L’ibuprofène reste l’un des antidouleurs les plus utilisés en France, même s’il est loin derrière le paracétamol dans le classement des médicaments les plus vendus. Disponible sans ordonnance dans la plupart des pharmacies et supermarchés, il agit en diminuant les hormones impliquées dans l’inflammation et la douleur. Il est fréquemment employé contre les maux de dos, les douleurs menstruelles, les douleurs dentaires ou encore certains symptômes du rhume et de la grippe.

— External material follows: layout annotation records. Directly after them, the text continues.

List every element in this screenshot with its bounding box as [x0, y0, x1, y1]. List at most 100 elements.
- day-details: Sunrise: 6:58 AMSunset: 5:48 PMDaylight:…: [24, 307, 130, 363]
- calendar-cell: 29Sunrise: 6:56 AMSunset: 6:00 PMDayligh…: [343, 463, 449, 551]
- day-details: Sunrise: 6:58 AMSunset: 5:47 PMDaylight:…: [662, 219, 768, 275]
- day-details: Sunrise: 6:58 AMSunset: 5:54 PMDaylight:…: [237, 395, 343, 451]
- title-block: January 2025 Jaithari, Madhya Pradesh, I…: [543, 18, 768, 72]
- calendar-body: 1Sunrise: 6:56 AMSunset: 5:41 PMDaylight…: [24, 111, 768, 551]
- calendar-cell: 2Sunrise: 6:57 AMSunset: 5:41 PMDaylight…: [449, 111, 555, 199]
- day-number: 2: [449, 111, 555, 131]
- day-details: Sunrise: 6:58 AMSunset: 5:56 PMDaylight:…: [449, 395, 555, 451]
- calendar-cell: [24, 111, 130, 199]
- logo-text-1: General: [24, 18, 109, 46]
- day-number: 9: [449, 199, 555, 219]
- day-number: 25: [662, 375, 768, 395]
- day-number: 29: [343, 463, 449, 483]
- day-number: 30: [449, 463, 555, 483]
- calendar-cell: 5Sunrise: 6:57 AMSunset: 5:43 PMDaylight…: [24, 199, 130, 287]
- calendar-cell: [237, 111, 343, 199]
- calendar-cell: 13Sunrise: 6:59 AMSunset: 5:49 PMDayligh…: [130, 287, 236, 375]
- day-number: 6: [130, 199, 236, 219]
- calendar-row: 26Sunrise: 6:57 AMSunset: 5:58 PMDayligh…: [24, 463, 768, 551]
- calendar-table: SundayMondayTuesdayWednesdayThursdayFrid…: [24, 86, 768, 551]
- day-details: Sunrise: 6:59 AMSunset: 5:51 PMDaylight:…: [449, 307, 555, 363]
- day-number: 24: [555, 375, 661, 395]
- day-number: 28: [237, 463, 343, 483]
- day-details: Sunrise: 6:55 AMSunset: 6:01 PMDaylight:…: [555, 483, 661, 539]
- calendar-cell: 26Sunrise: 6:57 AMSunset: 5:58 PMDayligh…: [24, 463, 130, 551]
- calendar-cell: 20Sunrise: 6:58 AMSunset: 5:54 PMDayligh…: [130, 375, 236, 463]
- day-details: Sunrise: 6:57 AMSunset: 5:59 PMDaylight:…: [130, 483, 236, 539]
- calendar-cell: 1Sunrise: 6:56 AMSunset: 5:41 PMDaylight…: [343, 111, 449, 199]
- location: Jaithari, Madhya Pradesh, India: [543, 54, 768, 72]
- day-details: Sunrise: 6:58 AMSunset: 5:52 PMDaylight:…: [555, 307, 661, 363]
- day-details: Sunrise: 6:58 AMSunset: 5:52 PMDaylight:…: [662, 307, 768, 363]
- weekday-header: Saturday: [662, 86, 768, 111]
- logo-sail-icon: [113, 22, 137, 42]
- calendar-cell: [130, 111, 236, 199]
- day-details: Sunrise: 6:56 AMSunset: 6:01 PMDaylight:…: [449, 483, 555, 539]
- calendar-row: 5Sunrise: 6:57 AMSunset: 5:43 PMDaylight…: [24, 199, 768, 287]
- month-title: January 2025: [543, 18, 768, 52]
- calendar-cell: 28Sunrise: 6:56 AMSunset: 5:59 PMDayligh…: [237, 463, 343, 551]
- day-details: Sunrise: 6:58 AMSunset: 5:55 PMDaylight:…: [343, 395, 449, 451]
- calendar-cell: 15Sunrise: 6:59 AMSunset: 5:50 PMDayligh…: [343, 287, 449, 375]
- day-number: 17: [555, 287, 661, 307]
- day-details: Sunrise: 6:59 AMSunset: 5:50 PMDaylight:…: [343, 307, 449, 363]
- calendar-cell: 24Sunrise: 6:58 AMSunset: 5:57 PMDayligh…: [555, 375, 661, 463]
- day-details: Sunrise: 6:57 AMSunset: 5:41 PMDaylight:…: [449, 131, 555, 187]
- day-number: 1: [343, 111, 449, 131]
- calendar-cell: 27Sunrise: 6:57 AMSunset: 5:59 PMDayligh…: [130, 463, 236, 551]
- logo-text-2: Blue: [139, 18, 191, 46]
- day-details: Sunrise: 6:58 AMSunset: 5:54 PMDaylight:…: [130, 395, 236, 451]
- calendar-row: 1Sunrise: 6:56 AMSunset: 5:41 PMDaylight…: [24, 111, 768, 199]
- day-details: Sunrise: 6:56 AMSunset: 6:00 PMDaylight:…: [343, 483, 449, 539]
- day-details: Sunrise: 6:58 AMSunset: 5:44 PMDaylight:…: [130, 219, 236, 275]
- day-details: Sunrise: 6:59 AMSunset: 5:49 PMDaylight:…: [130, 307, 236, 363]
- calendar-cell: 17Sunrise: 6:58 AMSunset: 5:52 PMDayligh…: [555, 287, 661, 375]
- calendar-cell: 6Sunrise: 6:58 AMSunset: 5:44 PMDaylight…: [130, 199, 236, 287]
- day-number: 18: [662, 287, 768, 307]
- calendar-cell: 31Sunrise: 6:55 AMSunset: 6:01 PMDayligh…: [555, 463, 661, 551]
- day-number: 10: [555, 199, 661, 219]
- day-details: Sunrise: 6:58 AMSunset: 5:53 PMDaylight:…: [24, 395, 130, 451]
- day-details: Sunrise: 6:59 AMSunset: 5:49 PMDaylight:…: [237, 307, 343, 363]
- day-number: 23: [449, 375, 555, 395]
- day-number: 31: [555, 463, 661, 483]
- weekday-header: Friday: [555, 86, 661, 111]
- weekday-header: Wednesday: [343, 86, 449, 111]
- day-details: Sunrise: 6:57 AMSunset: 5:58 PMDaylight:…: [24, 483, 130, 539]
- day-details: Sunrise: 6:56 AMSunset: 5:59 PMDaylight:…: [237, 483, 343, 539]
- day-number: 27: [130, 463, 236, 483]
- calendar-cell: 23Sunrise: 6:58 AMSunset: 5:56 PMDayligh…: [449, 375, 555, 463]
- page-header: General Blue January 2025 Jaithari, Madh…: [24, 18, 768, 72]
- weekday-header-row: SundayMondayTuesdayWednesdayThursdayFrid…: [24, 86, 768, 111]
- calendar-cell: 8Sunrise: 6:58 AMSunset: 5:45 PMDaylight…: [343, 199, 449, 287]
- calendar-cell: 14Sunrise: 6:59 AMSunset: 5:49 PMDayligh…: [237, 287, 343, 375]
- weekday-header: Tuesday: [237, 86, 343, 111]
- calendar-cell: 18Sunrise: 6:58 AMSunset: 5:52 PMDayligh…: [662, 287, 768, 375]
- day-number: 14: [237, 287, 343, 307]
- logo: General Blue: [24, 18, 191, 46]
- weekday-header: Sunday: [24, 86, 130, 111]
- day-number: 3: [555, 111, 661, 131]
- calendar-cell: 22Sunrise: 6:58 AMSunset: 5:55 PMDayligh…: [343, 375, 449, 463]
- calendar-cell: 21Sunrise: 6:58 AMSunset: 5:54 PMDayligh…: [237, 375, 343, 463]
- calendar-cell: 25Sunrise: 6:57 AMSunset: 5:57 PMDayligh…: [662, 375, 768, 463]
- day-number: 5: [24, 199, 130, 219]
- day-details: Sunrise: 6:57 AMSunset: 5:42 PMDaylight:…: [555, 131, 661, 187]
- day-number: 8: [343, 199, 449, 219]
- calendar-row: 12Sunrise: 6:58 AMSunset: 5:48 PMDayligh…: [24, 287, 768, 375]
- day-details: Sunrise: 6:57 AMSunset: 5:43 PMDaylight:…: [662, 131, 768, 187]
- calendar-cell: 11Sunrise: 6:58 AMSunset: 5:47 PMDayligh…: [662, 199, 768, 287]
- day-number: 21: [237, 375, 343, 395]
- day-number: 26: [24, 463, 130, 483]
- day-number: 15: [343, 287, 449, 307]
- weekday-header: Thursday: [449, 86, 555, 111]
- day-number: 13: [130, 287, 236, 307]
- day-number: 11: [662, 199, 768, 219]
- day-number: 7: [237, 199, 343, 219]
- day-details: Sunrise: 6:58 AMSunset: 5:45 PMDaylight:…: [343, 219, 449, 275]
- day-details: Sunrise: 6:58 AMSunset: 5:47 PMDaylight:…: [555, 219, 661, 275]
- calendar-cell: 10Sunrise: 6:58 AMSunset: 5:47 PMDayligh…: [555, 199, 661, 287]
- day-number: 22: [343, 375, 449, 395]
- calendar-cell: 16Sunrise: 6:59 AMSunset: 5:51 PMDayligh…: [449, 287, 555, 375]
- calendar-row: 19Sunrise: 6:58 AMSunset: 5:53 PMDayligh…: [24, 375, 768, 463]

Mais les médecins mettent en garde contre une association souvent méconnue et pourtant risquée : l’ibuprofène et le ginkgo biloba. Selon le NHS, le service de santé publique britannique, ce mélange peut augmenter le risque de saignement, un effet indésirable qui mérite toute l’attention des patients qui prennent des compléments alimentaires à base de plantes.
Le ginkgo biloba, une plante à ne pas associer à l’ibuprofène
Le ginkgo biloba est largement consommé sous forme de complément alimentaire, notamment pour soutenir la mémoire ou favoriser la circulation sanguine. C’est précisément ce profil qui inquiète les médecins britanniques lorsqu’il est combiné avec l’ibuprofène. Leur avertissement est clair : il est préférable de ne pas prendre de ginkgo biloba avec de l’ibuprofène, car cela peut augmenter le risque de saignement.
Le problème vient du fait que le ginkgo biloba fluidifie le sang. Associé à l’action de l’ibuprofène sur les plaquettes, cet effet peut accroître nettement la probabilité de saignements internes, en particulier au niveau de l’estomac. Les experts recommandent donc d’éviter totalement cette combinaison, même à faible dose.
Quels sont les effets secondaires possibles de l’ibuprofène ?
Pris en excès ou sur une longue période, l’ibuprofène peut entraîner plusieurs effets indésirables. Les médecins rappellent qu’il ne s’agit pas d’un médicament anodin et qu’un usage prolongé doit rester encadré. Parmi les troubles les plus souvent cités, certains touchent l’estomac, d’autres la circulation ou les reins.
- douleurs ou brûlures d’estomac ;
- nausées, diarrhées ou ballonnements ;
- maux de tête persistants ;
- rétention d’eau ou hausse de la tension artérielle ;
- plus rarement, atteintes rénales ou cardiaques.
Les associations médicamenteuses à surveiller
Les médecins précisent qu’il est généralement possible d’associer l’ibuprofène avec du paracétamol ou de la codéine. En revanche, ils déconseillent formellement de le prendre avec d’autres anti-inflammatoires comme l’aspirine, car ces médicaments appartiennent à la même famille, les AINS, c’est-à-dire les anti-inflammatoires non stéroïdiens. En les cumulant, le risque d’effets secondaires, comme les douleurs d’estomac ou les ulcères, augmente nettement.
Pour limiter l’irritation gastrique, il est conseillé de prendre les comprimés ou gélules d’ibuprofène pendant un repas ou une collation, ou avec un verre de lait. Les spécialistes soulignent toutefois que si le médicament est pris juste après avoir mangé, il peut mettre plus de temps à agir.
Quand faut-il consulter ?
L’ibuprofène doit être utilisé uniquement aux doses recommandées et sur une durée limitée. Les professionnels de santé rappellent qu’en cas de symptômes inhabituels, il ne faut pas attendre pour demander un avis médical. Certains signes doivent alerter immédiatement, car ils peuvent indiquer un saignement ou une complication liée au traitement.
- selles noires ;
- vertiges ;
- essoufflement.
Dans ces situations, une consultation rapide avec un professionnel de santé est essentielle, surtout si l’ibuprofène est associé à un complément alimentaire comme le ginkgo biloba.